The settlement was for US$50 million. It follows a US$351-millionsettlement and the replacement of MFS’s CEO in February. Under the settlement announced Wednesday, MFS “neither admitted nor denied wrongdoing.”

The firm was alleged to have provided incentives to selected brokerage firms and other distributors in exchange for their promotion of MFS funds to investors.

Donald Stewart, CEO of Sun Life said in a statement that the announcement reflects “our ongoing determination to resolve outstanding regulatory matters in the best interests of our customers and Sun Life Financial investors.

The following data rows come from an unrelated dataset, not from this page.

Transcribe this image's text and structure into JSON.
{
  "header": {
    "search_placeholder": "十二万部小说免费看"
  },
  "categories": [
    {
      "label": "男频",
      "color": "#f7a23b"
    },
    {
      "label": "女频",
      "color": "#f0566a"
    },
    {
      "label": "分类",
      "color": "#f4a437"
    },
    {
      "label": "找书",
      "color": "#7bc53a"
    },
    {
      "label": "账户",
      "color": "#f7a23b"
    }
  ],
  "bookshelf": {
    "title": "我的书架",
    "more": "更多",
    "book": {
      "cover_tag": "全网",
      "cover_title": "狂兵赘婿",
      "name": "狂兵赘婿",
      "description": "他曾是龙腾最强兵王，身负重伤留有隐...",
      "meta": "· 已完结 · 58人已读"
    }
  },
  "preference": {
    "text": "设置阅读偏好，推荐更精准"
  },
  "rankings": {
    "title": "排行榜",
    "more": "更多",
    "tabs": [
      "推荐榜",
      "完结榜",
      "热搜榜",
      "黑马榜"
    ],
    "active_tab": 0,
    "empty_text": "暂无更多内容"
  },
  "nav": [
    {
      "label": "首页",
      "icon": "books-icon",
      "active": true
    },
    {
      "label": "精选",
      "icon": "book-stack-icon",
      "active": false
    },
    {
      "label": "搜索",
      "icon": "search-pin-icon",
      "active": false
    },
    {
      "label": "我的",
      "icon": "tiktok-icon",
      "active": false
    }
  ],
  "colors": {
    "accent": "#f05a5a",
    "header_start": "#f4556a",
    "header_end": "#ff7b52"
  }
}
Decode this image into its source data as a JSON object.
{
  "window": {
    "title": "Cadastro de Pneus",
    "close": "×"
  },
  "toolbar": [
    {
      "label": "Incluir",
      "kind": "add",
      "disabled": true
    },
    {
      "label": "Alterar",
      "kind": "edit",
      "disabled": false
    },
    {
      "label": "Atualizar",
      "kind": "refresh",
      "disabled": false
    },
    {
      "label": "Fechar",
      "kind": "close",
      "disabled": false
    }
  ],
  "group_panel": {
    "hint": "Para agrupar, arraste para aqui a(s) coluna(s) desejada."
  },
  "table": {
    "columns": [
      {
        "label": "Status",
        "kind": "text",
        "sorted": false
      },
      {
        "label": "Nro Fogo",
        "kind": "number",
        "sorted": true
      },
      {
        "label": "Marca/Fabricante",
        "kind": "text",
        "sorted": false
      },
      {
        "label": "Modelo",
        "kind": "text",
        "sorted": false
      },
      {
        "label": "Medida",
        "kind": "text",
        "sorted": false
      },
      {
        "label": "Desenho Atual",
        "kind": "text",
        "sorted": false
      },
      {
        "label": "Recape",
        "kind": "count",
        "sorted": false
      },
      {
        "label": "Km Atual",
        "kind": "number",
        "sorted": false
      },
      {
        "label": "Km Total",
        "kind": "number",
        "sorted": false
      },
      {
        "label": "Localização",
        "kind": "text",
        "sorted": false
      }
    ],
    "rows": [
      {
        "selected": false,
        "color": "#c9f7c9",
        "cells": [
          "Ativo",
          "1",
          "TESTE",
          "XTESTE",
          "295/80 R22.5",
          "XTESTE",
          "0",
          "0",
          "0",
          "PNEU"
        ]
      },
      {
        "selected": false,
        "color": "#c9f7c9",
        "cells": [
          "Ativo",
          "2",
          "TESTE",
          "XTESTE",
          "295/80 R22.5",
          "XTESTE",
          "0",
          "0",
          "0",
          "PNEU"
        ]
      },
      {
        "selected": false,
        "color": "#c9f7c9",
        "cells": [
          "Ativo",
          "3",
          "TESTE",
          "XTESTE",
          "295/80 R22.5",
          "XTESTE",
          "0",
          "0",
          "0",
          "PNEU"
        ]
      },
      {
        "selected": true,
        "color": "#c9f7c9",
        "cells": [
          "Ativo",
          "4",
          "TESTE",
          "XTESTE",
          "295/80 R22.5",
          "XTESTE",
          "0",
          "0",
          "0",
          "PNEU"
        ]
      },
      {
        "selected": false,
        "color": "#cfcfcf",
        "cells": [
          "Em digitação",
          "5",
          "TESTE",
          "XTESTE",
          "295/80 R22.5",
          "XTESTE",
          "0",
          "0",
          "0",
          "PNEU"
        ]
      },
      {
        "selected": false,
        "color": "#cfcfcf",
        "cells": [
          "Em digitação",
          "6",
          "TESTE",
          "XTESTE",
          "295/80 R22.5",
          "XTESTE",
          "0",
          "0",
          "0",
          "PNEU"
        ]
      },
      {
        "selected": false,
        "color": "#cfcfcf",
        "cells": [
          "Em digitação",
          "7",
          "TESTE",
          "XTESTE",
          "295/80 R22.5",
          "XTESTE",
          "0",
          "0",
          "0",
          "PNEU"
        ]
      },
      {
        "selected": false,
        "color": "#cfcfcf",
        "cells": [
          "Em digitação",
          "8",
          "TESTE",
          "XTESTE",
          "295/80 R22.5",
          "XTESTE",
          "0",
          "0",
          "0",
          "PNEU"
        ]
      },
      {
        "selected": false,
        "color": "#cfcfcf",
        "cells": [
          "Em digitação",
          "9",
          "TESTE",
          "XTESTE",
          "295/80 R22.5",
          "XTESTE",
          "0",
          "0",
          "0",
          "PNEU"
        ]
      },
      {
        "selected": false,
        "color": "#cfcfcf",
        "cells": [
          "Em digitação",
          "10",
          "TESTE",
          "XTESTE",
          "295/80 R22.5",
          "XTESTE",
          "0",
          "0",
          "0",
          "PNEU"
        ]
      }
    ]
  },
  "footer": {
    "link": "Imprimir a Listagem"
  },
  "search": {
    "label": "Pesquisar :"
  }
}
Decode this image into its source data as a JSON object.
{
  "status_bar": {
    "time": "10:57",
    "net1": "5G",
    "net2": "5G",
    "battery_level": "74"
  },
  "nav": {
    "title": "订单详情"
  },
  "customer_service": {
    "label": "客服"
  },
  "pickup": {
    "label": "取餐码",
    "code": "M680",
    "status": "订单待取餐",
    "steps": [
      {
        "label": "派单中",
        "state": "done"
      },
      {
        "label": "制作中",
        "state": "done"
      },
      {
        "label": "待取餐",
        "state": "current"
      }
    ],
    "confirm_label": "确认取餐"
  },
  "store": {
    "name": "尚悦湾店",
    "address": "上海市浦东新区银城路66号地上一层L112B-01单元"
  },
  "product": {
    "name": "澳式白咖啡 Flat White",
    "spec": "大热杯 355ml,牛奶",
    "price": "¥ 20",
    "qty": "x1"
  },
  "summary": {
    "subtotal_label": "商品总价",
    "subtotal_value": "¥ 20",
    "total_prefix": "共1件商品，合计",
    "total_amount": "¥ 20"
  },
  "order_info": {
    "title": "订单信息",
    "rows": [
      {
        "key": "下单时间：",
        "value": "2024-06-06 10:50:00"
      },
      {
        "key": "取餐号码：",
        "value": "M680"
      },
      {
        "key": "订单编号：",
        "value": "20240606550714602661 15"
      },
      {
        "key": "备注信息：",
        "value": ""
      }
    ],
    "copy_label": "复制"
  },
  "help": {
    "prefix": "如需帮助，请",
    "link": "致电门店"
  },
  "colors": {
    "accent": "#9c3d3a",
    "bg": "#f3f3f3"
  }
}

We are continuing to work with the new management team at MFS to strengthen its policies and procedures to ensure they meet the
highest possible standards.”

Sun Life repeated that MFS is co-operating with the SEC’s investigation into market timing-related issues and directed brokerage and cash-splitting deals with distributors throughout the US$7-trillion American mutual fund industry. MFS, whose history dates back to 1924 with the first open-end mutual fund, managed $140 billion US in assets for six million investors worldwide as of the end of 2003.

Wednesday’s settlement arose from the common industry practice of forming preferred arrangements with broker-dealers that sell fund units. The settlement order states that MFS did not adequately communicate to its trustees and unitholders the conflicts of interest that might arise out of such arrangements.

In the February settlement, MFS paid US$225 million to compensate fund investors, agreed to reduce its fees by about US$25 million annually over the next five years and paid a $1-million penalty to the state of New Hampshire. John Ballen was dismissed as CEO, paid US$315,000 personally and was suspended from securities trading for nine months.

That settlement was for allowing market timing in 11 funds. Market timing – quick in-and-out trading of mutual fund units – is not illegal but reduces returns for small investors and violated policies outlined in MFS prospectuses.

Sun Life took a $211-million charge against fourth-quarter earnings in anticipation of the February settlement.